Au bout du couloir, j’ai entendu des rires. Ils étaient déjà levés.
J’avais préparé leurs tenues la veille : des robes assorties pour les filles, un petit tailleur noir pour Dorian.

Il détestait les cravates, mais ce jour-là, il ne s’est pas plaint. Pas une seule fois. Il a juste souri et a dit : « Je veux avoir l’air de la famille. »
Ce mot – famille. Il semblait fragile. Comme quelque chose qu’on n’avait pas le droit de dire à voix haute.
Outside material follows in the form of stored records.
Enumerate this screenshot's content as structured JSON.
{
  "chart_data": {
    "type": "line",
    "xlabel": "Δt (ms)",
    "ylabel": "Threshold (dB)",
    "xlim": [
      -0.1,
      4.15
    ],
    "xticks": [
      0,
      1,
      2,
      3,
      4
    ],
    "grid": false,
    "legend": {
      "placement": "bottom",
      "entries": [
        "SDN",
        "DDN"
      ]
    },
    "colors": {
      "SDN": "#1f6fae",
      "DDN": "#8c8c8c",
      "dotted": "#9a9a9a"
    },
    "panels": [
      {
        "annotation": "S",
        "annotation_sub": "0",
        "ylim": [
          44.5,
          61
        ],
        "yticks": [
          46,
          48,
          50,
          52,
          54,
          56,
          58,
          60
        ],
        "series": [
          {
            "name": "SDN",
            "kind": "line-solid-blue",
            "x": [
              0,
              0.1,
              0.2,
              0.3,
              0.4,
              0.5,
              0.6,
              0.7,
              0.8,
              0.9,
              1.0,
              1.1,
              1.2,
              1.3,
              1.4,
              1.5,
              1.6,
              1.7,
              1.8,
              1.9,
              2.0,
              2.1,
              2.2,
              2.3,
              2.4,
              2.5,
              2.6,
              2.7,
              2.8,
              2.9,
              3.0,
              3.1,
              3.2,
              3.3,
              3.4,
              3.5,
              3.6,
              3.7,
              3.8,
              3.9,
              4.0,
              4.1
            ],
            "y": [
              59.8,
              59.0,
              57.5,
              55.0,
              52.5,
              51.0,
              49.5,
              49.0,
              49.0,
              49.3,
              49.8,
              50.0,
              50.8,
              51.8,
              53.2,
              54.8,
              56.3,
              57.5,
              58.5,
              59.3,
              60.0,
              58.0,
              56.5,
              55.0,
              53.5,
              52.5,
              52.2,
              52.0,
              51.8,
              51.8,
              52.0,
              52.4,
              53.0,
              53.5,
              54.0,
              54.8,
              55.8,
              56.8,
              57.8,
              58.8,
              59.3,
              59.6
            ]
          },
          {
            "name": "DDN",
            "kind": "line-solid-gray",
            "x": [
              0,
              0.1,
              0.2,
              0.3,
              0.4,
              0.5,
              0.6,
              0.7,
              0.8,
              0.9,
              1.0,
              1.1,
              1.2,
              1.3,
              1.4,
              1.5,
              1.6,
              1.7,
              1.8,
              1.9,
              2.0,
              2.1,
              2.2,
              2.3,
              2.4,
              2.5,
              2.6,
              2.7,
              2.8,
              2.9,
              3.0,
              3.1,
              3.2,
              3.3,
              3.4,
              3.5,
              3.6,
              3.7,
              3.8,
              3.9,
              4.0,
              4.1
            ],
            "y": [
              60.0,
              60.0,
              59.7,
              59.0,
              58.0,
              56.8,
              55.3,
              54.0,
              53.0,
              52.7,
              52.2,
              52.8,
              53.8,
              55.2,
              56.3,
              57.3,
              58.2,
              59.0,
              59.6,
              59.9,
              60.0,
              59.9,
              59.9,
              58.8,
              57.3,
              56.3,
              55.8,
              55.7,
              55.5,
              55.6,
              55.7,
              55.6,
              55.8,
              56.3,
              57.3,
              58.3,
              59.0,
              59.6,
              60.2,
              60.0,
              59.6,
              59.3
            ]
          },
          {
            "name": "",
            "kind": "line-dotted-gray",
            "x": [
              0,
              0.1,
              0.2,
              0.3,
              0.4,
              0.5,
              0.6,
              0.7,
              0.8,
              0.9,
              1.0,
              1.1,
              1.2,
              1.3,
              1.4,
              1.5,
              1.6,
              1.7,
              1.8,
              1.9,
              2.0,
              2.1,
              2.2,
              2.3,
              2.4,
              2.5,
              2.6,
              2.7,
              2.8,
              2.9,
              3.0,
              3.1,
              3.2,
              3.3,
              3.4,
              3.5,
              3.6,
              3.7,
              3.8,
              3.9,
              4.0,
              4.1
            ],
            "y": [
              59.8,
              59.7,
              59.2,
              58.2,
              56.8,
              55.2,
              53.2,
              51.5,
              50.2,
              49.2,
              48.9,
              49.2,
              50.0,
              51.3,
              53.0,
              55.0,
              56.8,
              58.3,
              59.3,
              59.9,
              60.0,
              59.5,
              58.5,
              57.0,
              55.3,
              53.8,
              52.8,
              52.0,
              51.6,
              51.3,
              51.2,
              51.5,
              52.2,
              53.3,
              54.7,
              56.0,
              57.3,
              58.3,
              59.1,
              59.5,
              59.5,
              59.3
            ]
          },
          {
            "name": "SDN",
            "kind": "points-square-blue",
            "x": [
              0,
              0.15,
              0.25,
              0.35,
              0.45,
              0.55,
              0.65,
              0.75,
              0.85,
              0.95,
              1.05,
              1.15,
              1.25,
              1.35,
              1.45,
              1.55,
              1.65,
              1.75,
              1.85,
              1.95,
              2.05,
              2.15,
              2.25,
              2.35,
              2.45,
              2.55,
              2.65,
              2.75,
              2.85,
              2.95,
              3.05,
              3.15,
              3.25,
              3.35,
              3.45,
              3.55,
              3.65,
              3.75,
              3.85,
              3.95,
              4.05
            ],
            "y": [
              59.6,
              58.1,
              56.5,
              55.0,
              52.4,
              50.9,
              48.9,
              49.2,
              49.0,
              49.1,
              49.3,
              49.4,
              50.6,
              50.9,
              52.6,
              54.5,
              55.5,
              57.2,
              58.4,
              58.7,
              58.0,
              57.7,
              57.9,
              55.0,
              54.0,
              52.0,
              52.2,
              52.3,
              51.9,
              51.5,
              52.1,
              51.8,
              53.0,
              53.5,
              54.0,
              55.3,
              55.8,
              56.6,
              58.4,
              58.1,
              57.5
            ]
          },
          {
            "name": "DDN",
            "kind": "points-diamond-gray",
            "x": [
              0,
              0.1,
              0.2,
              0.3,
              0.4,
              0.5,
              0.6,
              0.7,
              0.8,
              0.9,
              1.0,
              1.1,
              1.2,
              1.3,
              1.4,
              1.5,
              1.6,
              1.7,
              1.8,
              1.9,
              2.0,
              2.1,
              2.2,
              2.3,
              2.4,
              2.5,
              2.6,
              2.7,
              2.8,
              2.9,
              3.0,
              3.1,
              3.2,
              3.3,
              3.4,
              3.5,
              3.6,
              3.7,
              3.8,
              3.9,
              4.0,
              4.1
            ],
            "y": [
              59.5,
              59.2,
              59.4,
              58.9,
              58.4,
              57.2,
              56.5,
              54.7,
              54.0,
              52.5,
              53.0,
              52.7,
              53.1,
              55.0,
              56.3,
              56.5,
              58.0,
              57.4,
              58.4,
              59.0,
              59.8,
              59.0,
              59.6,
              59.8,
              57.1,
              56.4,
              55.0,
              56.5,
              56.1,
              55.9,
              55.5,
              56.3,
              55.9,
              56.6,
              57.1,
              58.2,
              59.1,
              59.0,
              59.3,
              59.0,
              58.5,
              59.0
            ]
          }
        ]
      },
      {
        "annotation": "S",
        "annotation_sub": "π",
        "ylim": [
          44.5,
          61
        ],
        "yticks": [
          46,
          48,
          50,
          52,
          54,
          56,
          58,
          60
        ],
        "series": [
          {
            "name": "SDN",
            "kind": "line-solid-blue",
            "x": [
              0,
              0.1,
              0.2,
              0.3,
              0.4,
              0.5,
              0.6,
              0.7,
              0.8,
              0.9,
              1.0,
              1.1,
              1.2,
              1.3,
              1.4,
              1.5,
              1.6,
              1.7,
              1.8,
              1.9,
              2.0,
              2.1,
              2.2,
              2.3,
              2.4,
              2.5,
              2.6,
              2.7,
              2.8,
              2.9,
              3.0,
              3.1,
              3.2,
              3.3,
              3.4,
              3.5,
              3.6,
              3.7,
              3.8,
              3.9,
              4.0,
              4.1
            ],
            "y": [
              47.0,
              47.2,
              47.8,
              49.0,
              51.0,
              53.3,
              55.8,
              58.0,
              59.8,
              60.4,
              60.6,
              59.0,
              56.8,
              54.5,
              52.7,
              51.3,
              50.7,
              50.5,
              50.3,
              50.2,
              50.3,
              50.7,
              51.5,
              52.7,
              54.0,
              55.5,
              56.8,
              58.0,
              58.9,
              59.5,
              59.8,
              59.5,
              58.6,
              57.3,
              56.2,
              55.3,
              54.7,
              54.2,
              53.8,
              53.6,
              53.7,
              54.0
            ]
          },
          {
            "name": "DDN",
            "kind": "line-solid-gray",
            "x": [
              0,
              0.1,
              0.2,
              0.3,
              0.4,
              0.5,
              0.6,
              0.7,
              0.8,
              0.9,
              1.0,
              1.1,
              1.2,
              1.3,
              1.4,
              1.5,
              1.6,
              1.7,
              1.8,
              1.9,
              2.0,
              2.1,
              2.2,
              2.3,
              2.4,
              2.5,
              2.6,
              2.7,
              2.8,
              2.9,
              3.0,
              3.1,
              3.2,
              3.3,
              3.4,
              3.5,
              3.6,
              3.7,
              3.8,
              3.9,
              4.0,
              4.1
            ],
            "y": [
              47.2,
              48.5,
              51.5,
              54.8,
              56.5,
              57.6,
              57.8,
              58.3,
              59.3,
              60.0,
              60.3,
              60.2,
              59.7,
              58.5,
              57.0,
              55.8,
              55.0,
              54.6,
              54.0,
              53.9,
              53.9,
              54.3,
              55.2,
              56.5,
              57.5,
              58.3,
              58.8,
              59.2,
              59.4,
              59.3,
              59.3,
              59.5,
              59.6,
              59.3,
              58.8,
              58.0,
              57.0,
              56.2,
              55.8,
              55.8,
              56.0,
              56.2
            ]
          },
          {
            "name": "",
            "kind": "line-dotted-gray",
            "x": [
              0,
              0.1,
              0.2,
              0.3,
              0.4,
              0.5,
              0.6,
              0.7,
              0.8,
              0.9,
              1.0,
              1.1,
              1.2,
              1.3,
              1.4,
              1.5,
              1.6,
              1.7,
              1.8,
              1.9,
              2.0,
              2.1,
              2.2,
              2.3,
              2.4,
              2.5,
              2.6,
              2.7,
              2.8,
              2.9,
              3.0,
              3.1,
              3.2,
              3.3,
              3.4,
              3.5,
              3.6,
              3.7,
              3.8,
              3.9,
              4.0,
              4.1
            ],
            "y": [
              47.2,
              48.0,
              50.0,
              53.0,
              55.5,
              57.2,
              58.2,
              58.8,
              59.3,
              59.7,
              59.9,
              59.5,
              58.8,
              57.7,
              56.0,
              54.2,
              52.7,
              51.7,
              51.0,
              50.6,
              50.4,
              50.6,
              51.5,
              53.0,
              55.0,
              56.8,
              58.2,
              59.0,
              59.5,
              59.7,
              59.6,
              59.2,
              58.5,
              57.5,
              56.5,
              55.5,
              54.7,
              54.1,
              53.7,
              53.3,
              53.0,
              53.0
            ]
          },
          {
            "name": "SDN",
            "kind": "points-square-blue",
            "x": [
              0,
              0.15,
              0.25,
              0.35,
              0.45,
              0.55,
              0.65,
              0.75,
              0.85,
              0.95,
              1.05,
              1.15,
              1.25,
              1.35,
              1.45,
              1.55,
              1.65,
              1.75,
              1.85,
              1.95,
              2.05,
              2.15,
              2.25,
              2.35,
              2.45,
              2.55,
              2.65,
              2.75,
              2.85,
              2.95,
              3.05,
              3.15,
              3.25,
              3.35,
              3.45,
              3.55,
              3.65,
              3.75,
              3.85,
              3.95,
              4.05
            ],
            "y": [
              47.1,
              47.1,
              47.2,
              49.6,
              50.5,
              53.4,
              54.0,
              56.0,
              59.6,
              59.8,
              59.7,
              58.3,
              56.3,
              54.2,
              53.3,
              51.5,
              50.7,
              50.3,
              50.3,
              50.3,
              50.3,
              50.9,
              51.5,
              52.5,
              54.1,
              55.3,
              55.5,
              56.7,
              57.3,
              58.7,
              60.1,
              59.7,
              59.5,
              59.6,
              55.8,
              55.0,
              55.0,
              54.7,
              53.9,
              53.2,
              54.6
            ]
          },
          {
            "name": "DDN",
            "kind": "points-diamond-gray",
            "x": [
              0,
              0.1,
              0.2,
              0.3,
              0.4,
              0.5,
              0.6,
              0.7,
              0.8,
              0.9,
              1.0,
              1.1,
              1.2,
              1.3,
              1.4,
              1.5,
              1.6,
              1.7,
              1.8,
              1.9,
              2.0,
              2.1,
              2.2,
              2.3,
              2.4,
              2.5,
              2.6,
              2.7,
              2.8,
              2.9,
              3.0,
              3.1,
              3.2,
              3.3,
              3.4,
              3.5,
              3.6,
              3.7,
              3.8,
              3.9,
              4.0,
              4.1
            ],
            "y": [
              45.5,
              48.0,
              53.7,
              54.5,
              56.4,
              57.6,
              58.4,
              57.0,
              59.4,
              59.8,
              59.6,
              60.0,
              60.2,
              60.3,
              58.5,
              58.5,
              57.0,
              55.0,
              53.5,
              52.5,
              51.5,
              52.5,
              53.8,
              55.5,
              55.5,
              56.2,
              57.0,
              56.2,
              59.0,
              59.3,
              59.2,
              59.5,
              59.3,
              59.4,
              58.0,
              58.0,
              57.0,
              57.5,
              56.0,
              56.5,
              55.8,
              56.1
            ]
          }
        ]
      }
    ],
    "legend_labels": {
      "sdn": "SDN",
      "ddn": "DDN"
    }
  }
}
Je me souviens encore de la première fois où ils ont frappé à notre porte. Raelynn ne lâchait pas la main de sa sœur
.
Dorian avait un sac à dos dont la fermeture éclair était cassée et un visage qui ne correspondait pas à son âge.
Nous pensions que ce serait temporaire. Juste quelques semaines, peut-être. Aider les enfants à s’installer jusqu’au prochain placement.